Speaking from nearby Detroit, he said: “If I were a parent up there, I would be beside myself that my kid’s health could be at risk.” The city’s water became contaminated when lead leached from old pipes after a change in supplier in 2014. Since then, residents have complained of bad smells, headaches and rashes. Unable to drink tap water, the National Guard has joined volunteers in distributing lead tests, filters and bottled water. Michigan Governor Rick Snyder has faced calls to resign over the way he has handled the crisis. On Wednesday he released a batch of emails from 2014 and 2015 concerning the issue. One email suggests that a day after doctors reported high levels of lead in local children, one of the governor’s top advisers told him city officials, not state officials, had to “deal with it”. The switch to a river water source was a money-saving move when the city was under state financial management.
The U.S. Environmental Protection Agency, while saying it was reviewing its handling of the crisis and could have acted faster to inform the state of what measures it should take, also blamed the state on Tuesday.
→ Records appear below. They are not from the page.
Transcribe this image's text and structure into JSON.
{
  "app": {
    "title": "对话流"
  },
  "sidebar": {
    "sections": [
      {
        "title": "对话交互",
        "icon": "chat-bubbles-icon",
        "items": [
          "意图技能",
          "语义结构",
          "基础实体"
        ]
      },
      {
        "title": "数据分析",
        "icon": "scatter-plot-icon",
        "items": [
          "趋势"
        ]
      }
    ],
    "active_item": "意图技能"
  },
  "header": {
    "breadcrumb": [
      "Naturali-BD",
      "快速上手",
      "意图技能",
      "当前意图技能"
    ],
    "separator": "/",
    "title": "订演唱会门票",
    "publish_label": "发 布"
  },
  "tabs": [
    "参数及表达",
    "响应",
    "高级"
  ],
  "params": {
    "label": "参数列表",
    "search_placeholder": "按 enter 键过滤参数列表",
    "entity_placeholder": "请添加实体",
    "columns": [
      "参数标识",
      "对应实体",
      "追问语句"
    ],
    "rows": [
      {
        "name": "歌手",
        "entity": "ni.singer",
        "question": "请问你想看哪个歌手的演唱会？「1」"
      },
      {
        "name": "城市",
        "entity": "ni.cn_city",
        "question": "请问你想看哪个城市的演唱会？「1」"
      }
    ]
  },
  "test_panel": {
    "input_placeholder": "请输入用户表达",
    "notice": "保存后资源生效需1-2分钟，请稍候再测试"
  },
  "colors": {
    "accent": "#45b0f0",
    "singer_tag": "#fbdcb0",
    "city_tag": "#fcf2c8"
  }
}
It said the agency’s oversight was hampered by “failures and resistance at the state and local levels.” Flint, under a state-appointed emergency manager, switched to Flint River water in April 2014 from the Lake Huron supply that Detroit uses to save money. Complaints about the water began within a month of the move. But Flint did not return to Detroit water until October 2015 after tests showed elevated levels of lead, which can cause brain damage and other health problems, in Flint tap water and in some children. Corrosive water from the river, known locally as a dumping ground, caused more lead to leach from Flint pipes than Detroit water did.